Yamaha Ténéré 700 Explore Edition (7 Bilder)

Der von Yamaha "CP2" genannte Reihenzweizylindern gehört zu den besten Motoren auf dem Markt. Er fühlt sich für mich in jeder Yamaha nach mehr als 73 PS an.
(Bild: Ingo Gach)

Bei der niedrigeren Sitzbank müssen Fahrer und Sozia keine sonderlichen Komfortabstriche machen, weil schon der etwas höhere Sitz der Basis-Version kein Ausbund an Bequemlichkeit ist, dafür geriet er zu schmal. Dennoch lässt es sich auf der Explore Edition selbst auf längeren Etappen aushalten, eine gewisse Leidensfähigkeit gehört bei geländetauglichen Enduros halt dazu. Dafür ist die Sitzhaltung nach wie vor sehr entspannt, der Lenker in optimaler Höhe gelagert, sodass er auch im Stehendfahren keine Verrenkungen erfordert. Die breiten Alu-Fußrasten mit ihren gezackten Kanten geben den Stiefeln im Offroad sicheren Halt, vorausgesetzt die Gummieinlagen wurden entfernt. Sie dienen eigentlich dazu, Vibrationen zu dämpfen, allerdings produziert der Zweizylinder so gut wie keine.

Es bleibt dabei: Der CP2 ist einer der besten Motoren auf dem Markt. Er geht spontan ans Gas und dreht locker bis zur Nenndrehzahl von 9000/min, so dass er dem Fahrer viel stärker vorkommt, als er eigentlich ist. Selbst in Sachen Durchzug gibt der Motor sich keine Blöße, dabei leistet er gerade mal 68 Nm Drehmoment bei 6500/min. Wer im sechsten Gang auf der Landstraße zum Überholen das Gas aufreißt, wird nicht enttäuscht, die Yamaha drückt ordentlich an. Auch auf Asphalt schlägt sich die Ténéré 700 bravourös, durchzirkelt präzise jeden Radius und ist fern jeglicher Nervosität. Trotz ihres langen Radstands von 1590 mm und ihres 21-Zoll-Vorderrads zeigt sie sich erfreulich handlich und lässt sich locker von einer Kurve in die nächste umlegen. Die Pirelli-Reifen gewähren selbst bei hoher Schräglage noch beruhigende Sicherheitsreserven, was in Anbetracht des groben Profils keine Selbstverständlichkeit ist. Die beiden Brembo-Bremszangen am Vorderrad erfüllen ihren Job unspektakulär, aber effektiv.
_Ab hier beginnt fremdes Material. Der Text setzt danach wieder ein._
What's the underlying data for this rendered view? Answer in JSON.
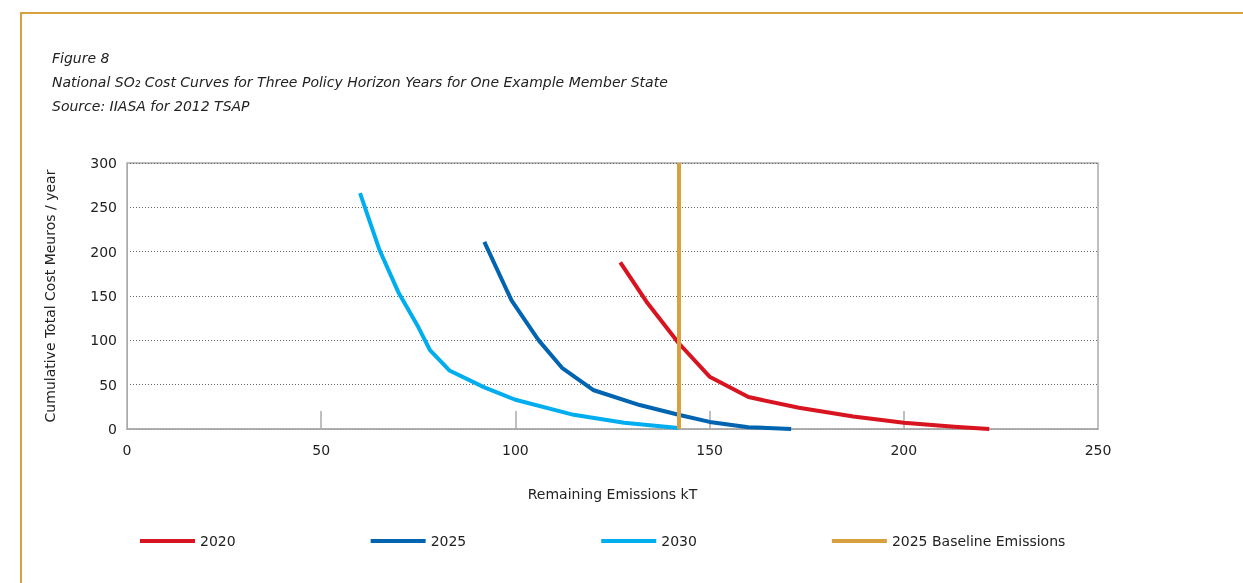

Meine Befürchtung, die höhere Scheibe könnte den Blick nach vorne verzerren, bewahrheitet sich zum Glück nicht. Stattdessen erweist sie sich als vorzüglicher Windschutz, selbst bei hohen Geschwindigkeiten und die Explore Edition erreicht immerhin 186 km/h. Dabei neigt die Yamaha auch mit montierten Softbags nicht einmal ansatzweise zum Pendeln, sie zieht bei Topspeed stur ihre Bahn. Die Halterungen sind zwar serienmäßig an der Explore Edition vorhanden, das optionale Softtaschen-Set kostet allerdings 757,95 Euro plus 35,95 Euro für die beiden Adapter. Die wahlweise montierbaren Aluminiumkoffer in Silber würden mit insgesamt 927,90 Euro zu Buche schlagen. Sowohl die Softbags, als auch die Koffer werden mit einem Schlüssel an der Halterung verriegelt.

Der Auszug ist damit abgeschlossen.